There are 25 trees at equal distances of 5 m in a line with a water tank, the distance of the water tank from the nearest tree being 10 m. A gardener waters all the trees separately, starting from the water tank and returning back to the water tank after watering each tree to get water for the next. Find the total distance covered by the gardener in order to water all the trees.

Question

Philoid · Accepted Answer

To water the first tree, the gardener has to cover 10 m to reach the tree and 10 m to go back to the tank.

∴ Total distance covered by the gardener to water first tree = 2 × (10) = 20 m

To water the second tree, the gardener has to cover (10 + 5) m to reach the tree and (10 + 5) m to go back to the tank.

∴ Total distance covered by the gardener to water second tree = 2 × (10 + 5) = 30 m

To water the third tree, the gardener has to cover (10 + 5 + 5) m to reach the tree and (10 + 5 + 5) m to go back to the tank.
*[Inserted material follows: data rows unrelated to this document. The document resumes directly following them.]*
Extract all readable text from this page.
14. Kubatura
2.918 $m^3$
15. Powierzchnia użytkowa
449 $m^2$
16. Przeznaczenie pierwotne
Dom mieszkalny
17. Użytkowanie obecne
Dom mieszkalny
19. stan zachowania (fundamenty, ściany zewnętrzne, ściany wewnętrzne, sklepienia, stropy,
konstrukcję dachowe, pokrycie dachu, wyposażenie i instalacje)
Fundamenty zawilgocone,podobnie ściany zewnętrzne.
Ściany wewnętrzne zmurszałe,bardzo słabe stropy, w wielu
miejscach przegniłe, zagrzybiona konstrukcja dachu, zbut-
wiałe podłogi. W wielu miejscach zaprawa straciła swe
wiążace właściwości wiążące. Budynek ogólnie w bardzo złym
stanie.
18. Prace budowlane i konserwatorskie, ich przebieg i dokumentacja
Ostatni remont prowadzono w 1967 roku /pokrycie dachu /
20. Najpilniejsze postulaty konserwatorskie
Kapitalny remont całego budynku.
∴ Total distance covered by the gardener to water third tree = 2 × (10 + 5 + 5) = 40 m

This will continue and we will get a sequence of distance as 20, 30, 40,… upto 25 terms (as there are 25 trees to be watered).

Total distance covered by the gardener to water all 25 trees = 20 + 30 + 40 + … upto 25 terms.

This forms an Arithmetic series with first term = a = 20

and Common difference = d = 10

Number of terms = n = 25

Now, S₂₅ = (25/2)[2a + (25 - 1)d]

= (25/2) × [2(20) + 24(10)]

= (25/2) × [40 + 240]

= (25/2) × 280

= 25 × 140

= 3500

∴ Total distance covered by the gardener = 3500 m